Ms. Mottley stressed that the Caribbean had not come with tales of woe only, because it had produced excellence in Nobel Laureates, sportsmen, artists and leaders.

She said it was time the global community recognized small island developing states as equal partners in the international arena and take their special development needs into account in multilateral fora. 

Growth in the economies of the developed states, she contended, must not come at the expense of the viability of small developing states.

“We are simply asking for fairness, equity and the opportunity to take our legitimate place in the global community…. Barbados is not only committed to multilateralism, we also understand that it is the one thing that protects our sovereignty and our ability to navigate in this world. It is our buffer against the display of might and it is our shield against tyranny,” she insisted.

During the address, Ms.

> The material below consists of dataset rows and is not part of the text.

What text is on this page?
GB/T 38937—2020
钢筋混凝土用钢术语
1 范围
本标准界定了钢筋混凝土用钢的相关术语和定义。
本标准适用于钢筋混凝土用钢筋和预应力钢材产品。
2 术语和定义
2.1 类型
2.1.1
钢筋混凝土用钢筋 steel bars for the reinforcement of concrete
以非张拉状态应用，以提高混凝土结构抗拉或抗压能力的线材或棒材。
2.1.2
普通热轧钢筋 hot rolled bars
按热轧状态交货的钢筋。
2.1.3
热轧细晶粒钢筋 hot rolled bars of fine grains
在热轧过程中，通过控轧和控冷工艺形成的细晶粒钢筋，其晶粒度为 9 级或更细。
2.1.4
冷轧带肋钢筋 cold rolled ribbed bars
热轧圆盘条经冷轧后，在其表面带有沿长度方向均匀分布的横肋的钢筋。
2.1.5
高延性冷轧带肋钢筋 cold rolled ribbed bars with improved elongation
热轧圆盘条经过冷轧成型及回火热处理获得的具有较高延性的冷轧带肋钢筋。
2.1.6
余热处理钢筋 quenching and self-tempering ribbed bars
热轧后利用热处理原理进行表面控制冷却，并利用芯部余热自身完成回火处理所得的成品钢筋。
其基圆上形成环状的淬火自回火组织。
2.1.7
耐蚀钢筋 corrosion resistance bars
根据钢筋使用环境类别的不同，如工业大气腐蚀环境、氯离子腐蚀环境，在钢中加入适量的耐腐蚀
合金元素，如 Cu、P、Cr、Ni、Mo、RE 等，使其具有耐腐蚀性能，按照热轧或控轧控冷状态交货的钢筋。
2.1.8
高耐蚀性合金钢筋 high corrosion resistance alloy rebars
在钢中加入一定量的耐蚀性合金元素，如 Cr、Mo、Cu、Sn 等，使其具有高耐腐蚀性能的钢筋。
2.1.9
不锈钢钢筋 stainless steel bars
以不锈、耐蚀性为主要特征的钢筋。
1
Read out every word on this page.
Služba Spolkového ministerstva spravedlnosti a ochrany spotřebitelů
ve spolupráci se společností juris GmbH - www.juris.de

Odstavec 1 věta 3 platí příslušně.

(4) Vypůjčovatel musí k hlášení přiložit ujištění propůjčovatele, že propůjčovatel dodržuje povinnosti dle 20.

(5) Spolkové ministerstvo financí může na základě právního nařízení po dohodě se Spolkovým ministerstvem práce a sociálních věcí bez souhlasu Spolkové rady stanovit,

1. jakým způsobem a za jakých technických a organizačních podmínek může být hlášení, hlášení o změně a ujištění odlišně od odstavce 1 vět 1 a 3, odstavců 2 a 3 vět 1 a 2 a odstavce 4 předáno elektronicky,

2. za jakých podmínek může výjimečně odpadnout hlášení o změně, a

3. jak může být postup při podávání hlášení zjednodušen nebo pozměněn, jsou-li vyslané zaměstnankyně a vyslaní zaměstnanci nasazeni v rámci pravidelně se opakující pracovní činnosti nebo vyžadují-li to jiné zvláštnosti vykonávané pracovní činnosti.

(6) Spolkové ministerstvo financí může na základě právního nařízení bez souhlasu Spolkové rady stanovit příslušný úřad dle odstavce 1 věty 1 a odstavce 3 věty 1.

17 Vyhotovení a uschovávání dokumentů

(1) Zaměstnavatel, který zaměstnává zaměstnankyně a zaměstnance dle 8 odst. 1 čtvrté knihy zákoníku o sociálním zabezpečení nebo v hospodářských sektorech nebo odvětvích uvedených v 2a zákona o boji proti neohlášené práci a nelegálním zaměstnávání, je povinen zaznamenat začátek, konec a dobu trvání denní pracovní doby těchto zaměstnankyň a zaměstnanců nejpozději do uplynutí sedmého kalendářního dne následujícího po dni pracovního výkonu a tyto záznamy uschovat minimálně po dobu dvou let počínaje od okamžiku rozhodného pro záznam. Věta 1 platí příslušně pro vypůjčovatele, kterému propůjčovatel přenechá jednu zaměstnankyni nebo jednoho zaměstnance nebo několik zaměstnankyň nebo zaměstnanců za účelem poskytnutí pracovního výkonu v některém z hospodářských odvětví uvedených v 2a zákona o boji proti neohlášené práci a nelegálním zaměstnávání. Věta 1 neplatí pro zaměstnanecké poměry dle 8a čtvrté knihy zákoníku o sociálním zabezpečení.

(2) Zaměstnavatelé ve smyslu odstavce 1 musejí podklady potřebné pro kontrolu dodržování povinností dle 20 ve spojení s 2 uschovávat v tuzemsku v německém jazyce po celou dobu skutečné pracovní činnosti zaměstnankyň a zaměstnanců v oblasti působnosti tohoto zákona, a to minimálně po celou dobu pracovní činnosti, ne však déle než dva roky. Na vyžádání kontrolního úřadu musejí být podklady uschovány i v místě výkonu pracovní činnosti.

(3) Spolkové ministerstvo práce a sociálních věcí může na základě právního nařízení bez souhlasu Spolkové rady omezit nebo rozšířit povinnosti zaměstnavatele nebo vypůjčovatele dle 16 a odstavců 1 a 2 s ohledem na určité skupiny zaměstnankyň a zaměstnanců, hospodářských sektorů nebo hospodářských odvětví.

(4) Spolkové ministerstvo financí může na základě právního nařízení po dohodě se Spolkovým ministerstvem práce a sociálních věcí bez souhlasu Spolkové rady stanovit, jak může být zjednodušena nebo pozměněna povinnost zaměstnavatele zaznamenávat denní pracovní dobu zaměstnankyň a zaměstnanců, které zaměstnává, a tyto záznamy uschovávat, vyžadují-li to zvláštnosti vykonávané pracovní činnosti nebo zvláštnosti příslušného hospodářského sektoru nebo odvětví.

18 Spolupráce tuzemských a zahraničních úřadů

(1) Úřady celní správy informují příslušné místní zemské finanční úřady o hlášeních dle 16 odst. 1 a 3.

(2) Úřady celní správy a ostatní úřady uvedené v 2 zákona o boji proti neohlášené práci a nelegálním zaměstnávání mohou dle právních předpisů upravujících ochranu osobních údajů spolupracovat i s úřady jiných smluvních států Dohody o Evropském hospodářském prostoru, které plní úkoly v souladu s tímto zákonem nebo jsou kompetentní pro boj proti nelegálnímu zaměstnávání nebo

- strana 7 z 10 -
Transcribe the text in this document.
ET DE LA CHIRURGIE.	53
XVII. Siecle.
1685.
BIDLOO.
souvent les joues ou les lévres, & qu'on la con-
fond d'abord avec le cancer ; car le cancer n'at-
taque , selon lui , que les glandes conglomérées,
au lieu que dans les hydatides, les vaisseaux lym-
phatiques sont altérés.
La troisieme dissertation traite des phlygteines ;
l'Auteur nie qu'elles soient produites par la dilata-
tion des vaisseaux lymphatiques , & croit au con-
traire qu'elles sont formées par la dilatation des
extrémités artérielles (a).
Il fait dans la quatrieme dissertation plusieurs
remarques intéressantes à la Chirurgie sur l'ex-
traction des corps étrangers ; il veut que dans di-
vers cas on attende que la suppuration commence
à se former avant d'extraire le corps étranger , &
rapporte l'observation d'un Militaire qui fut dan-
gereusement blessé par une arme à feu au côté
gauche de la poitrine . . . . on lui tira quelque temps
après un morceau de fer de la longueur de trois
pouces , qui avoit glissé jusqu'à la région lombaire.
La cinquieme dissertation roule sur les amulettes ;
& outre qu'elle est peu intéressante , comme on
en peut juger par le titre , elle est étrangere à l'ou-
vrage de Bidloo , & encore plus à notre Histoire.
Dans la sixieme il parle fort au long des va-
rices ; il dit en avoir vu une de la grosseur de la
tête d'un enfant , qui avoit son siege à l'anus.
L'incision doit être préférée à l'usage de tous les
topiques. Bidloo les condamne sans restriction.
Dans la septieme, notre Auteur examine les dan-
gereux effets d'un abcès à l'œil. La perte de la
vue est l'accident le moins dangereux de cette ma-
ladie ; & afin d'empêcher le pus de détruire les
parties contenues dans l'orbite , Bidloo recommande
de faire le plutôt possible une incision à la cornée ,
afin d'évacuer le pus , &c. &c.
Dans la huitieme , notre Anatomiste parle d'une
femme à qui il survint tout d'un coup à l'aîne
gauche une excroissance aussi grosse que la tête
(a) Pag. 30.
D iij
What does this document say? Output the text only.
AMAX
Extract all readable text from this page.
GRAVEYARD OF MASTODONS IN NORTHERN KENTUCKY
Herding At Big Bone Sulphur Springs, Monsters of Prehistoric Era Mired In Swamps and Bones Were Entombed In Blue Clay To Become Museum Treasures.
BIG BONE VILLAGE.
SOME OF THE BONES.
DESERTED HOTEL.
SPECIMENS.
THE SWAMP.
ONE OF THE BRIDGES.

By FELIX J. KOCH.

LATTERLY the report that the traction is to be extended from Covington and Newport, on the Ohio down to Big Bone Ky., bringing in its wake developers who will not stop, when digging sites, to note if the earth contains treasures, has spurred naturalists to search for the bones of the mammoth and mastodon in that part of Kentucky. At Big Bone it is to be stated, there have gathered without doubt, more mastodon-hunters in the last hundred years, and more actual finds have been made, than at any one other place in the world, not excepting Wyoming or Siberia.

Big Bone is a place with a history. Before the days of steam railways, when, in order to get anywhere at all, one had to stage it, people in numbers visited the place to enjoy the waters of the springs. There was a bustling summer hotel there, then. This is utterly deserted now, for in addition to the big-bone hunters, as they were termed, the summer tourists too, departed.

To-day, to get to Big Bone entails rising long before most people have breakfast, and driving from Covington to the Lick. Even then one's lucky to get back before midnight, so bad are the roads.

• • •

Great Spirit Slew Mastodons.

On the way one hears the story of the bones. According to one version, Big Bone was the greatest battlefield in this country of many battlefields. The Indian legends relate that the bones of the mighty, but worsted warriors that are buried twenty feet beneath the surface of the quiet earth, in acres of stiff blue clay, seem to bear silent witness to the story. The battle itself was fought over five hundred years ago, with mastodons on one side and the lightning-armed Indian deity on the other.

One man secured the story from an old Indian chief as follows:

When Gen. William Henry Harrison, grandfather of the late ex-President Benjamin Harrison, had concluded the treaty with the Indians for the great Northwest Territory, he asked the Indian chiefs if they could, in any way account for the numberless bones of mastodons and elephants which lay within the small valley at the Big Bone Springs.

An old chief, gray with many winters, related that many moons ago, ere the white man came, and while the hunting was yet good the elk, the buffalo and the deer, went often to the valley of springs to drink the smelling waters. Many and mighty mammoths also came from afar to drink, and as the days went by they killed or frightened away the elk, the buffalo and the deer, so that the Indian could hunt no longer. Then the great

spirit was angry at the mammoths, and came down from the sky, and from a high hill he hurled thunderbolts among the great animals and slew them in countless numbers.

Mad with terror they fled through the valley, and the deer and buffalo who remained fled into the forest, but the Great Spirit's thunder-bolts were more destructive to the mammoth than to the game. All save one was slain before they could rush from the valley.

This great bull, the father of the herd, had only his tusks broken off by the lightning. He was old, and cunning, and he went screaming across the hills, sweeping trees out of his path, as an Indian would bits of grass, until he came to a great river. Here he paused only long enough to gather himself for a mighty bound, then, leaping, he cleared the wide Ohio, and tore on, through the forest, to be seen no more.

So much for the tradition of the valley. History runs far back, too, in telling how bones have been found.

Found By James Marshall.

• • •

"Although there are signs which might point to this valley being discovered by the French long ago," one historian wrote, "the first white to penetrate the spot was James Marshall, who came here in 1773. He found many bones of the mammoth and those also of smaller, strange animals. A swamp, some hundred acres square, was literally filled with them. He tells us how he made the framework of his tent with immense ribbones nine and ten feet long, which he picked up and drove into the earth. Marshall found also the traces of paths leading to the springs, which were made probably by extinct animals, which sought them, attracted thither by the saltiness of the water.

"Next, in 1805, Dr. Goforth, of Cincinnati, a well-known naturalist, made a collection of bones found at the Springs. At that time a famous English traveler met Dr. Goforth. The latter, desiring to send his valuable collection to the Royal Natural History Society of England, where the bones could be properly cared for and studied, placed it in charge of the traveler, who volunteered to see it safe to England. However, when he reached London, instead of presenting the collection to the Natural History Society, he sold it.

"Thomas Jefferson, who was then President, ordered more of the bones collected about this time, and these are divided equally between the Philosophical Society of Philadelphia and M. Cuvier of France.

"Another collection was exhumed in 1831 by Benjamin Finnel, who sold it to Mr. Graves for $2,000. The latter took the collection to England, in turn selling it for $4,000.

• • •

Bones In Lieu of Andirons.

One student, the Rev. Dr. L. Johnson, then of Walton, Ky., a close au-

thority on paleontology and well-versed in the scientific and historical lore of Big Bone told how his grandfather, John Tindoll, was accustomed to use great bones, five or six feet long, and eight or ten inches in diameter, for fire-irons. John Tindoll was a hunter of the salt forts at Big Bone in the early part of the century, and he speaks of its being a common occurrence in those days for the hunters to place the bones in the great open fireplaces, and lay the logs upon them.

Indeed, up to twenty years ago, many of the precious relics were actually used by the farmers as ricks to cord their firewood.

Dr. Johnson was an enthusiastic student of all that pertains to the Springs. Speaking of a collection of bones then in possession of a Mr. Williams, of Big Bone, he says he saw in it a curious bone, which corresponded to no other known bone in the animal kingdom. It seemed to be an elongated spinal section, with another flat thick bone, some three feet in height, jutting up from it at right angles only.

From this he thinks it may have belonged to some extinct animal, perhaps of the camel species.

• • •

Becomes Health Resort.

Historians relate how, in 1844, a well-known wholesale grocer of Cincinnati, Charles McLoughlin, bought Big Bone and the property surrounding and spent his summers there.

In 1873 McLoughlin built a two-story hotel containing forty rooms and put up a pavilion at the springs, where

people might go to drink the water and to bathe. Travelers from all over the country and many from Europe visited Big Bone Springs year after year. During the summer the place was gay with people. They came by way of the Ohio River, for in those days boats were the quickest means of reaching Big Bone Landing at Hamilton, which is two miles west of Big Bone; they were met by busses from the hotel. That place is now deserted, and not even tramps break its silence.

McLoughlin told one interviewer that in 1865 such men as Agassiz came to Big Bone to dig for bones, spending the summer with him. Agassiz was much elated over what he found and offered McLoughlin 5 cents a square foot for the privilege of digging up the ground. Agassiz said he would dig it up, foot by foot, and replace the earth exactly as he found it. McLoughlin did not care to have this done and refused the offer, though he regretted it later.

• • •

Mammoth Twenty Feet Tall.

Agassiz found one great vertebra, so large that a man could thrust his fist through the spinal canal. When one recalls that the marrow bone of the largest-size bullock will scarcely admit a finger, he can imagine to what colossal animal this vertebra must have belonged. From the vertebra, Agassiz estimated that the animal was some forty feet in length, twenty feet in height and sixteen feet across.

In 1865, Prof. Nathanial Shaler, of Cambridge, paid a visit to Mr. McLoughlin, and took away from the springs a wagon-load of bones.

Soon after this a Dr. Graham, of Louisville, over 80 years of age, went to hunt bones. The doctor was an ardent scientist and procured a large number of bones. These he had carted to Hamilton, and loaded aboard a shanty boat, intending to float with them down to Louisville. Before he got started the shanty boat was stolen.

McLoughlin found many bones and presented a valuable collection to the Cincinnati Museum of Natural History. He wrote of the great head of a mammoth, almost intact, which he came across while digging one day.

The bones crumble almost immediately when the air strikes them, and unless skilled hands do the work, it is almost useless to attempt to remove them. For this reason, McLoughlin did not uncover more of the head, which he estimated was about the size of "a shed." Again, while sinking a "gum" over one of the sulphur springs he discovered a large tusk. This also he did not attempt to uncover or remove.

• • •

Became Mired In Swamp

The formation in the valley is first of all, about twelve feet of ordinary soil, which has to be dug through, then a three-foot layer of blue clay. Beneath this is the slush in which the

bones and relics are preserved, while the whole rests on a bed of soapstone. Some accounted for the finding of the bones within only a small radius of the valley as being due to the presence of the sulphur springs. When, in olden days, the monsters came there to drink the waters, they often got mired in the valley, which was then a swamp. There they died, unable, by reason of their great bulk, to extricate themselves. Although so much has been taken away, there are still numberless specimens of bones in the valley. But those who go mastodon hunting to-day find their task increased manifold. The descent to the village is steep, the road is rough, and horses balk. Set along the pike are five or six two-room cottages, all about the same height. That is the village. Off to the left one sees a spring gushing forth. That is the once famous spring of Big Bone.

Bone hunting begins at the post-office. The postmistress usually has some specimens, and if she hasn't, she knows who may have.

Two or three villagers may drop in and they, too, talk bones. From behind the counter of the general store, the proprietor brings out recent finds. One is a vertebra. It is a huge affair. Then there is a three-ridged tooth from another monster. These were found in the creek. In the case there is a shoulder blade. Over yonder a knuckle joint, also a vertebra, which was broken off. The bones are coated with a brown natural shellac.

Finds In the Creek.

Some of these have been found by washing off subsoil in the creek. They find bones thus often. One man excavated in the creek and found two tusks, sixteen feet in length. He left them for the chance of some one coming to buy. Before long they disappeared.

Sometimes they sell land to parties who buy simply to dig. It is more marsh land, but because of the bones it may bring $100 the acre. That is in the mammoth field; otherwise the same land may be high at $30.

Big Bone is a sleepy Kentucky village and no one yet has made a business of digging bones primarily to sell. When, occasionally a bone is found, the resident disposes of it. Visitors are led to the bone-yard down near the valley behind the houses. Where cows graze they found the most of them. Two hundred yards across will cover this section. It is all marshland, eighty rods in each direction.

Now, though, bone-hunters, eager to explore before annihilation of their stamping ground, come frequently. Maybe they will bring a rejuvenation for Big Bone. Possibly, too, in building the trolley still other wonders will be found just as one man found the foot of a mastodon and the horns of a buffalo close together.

Mottley contended that the people of Venezuela must be allowed to decide their own future in accordance with the principles of the United Nations Charter of non-intervention, non-interference, prohibition of the threat or use of force, respect for the rule of law, human rights and democracy.

With regard to Cuba, she said the long-standing economic embargo on Cuba continued to be a cause of serious concern and reaffirmed Barbados’ strong opposition to this “unilateral action”.

She insisted that the recent activation of Article III of the Helms-Burton law imposed new restrictions and further exacerbated the situation. “This continued attempt to stop the people of Cuba from living with basic human dignity is unacceptable,” she argued.